Dans la nature, son régime repose en grande partie sur les crapauds, complétés de petits lézards. Cette spécialisation s’accompagne de dents postérieures agrandies et d’une glande de Duvernoy produisant une salive légèrement toxique de type opisthoglyphe.

En captivité, beaucoup d’individus se montrent réticents face à une souris, dont l’odeur ne correspond pas à leur préférence naturelle — ce n’est pas un signe de maladie mais une caractéristique de l’espèce.

Frotter le rongeur contre une peau de crapaud, ou utiliser un produit d’appâtage aromatisé, permet souvent de lever ce blocage. Les jeunes sont nourris tous les 5 à 7 jours, les adultes tous les 10 à 14 jours.

Comportement et manipulation

Face à une menace, elle aplatit son cou façon cobra, souffle et multiplie les fausses charges gueule fermée, avant de basculer dans une thanatose spectaculaire : retournée sur le dos, gueule ouverte, immobile.

Malgré ce numéro théâtral, les morsures réelles restent exceptionnelles lors de la manipulation directe. Sa légère venimosité opisthoglyphe reste sans danger sérieux pour un adulte en bonne santé, mais mieux vaut éviter les manipulations trop fréquentes ou prolongées.

Reproduction

Une phase de repos hivernal favorise généralement la mise en cycle des reproducteurs, avec accouplement au printemps.

  • Maturité sexuelle : 2 ans chez les mâles, 3 ans chez les femelles
  • Période de reproduction : au printemps, après un repos hivernal de deux à trois mois
  • Incubation : espèce ovipare, 5 à 20 œufs incubés 55 à 65 jours à environ 27-28 °C
  • Soins des jeunes : aucun soin parental ; la mise à l’alimentation des nouveau-nés peut être délicate

Santé

Un refus prolongé de s’alimenter, s’il n’est pas correctement pris en charge, peut conduire à un amaigrissement progressif : mieux vaut surveiller la courbe de poids plutôt que laisser un jeûne s’installer.

Une quarantaine de plusieurs semaines pour tout nouvel arrivant, associée à une coproscopie, permet de limiter les risques de contamination.

Un suivi vétérinaire NAC est recommandé pour surveiller la qualité des mues et détecter d’éventuelles stomatites.

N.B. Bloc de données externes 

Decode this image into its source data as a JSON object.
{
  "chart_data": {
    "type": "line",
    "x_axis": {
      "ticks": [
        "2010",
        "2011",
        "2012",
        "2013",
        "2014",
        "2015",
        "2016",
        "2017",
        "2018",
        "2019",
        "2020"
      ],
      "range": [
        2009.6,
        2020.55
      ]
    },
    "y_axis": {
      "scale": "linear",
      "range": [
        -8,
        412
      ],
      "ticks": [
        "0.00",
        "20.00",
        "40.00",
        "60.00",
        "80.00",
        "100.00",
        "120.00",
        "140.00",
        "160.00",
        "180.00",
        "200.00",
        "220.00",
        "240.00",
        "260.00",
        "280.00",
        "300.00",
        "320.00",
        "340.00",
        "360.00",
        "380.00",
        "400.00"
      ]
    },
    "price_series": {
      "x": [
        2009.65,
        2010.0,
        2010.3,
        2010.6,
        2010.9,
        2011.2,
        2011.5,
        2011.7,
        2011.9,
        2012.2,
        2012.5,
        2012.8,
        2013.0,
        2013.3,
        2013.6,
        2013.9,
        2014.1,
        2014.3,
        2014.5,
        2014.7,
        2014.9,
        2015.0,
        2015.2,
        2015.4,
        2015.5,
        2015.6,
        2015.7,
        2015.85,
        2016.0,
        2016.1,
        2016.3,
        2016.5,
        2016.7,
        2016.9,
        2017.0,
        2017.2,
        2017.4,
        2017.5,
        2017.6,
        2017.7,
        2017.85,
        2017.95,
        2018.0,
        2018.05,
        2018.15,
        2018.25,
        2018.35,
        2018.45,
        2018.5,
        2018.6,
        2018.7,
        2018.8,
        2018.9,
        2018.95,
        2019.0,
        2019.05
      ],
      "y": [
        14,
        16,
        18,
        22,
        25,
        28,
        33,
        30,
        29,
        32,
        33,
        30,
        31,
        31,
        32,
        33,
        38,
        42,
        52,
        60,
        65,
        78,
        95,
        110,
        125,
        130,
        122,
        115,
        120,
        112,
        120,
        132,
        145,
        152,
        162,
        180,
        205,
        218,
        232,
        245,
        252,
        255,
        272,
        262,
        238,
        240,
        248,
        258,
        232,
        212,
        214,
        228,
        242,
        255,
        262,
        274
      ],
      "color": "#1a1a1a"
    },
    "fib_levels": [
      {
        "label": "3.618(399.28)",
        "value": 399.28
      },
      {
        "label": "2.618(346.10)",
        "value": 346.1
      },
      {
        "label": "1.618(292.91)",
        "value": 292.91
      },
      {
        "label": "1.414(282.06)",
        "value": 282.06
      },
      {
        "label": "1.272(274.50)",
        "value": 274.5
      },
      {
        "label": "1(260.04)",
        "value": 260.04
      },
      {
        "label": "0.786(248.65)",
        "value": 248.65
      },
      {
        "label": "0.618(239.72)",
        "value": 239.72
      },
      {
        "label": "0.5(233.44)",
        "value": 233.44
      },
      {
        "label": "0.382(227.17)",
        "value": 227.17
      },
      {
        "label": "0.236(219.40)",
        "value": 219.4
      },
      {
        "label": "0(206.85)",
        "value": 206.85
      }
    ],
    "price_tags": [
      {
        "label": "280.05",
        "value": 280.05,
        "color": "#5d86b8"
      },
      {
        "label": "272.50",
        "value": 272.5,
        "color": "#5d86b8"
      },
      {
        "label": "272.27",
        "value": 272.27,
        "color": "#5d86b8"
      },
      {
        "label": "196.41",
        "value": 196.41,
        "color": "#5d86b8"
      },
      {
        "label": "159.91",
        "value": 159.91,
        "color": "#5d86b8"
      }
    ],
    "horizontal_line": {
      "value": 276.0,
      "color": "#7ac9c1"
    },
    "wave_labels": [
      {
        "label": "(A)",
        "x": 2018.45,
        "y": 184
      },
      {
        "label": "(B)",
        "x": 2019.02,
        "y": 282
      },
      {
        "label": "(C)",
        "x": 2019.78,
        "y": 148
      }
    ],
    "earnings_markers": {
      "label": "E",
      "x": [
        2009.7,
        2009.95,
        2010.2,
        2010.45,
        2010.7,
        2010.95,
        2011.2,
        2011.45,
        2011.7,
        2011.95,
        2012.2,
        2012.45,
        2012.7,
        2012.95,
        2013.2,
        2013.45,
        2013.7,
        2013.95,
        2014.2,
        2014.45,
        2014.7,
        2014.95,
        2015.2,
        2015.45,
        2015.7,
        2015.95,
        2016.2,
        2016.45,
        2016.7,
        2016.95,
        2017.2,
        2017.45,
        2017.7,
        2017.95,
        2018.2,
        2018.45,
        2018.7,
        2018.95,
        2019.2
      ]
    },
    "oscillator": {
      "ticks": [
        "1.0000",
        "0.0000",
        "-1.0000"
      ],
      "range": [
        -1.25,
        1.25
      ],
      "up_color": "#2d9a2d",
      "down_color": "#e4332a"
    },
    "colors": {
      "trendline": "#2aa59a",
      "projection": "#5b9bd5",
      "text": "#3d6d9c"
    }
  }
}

Statut de détention en France

Heterodon nasicus n’est inscrite à aucune annexe CITES, l’espèce étant classée « préoccupation mineure » par l’UICN.

La situation est en revanche différente au niveau national : l’arrêté du 8 octobre 2018 fixant les règles générales de détention d’animaux d’espèces non domestiques classe le genre Heterodon parmi les espèces soumises au régime le plus strict, en raison de sa légère venimosité opisthoglyphe. Un certificat de capacité et une autorisation d’ouverture d’établissement sont exigés dès la détention d’un seul spécimen, sans possibilité de simple déclaration.

Renseignez-vous impérativement en amont auprès de votre préfecture avant toute acquisition. Comme toujours, privilégiez des animaux nés en captivité (NC).

Cette espèce est-elle faite pour vous ?

Cette couleuvre est sans conteste l’une des espèces les plus attachantes et originales que l’on puisse maintenir : sa bouille reconnaissable entre mille et son show défensif haut en couleur en font une pensionnaire fascinante.

Deux réalités doivent tempérer cet enthousiasme : son alimentation spécialisée peut transformer les repas en casse-tête, et le cadre réglementaire français impose un certificat de capacité dès le premier spécimen.

Pour un terrariophile motivé et en règle sur le plan administratif, cette petite comédienne du monde reptilien saura amplement le lui rendre.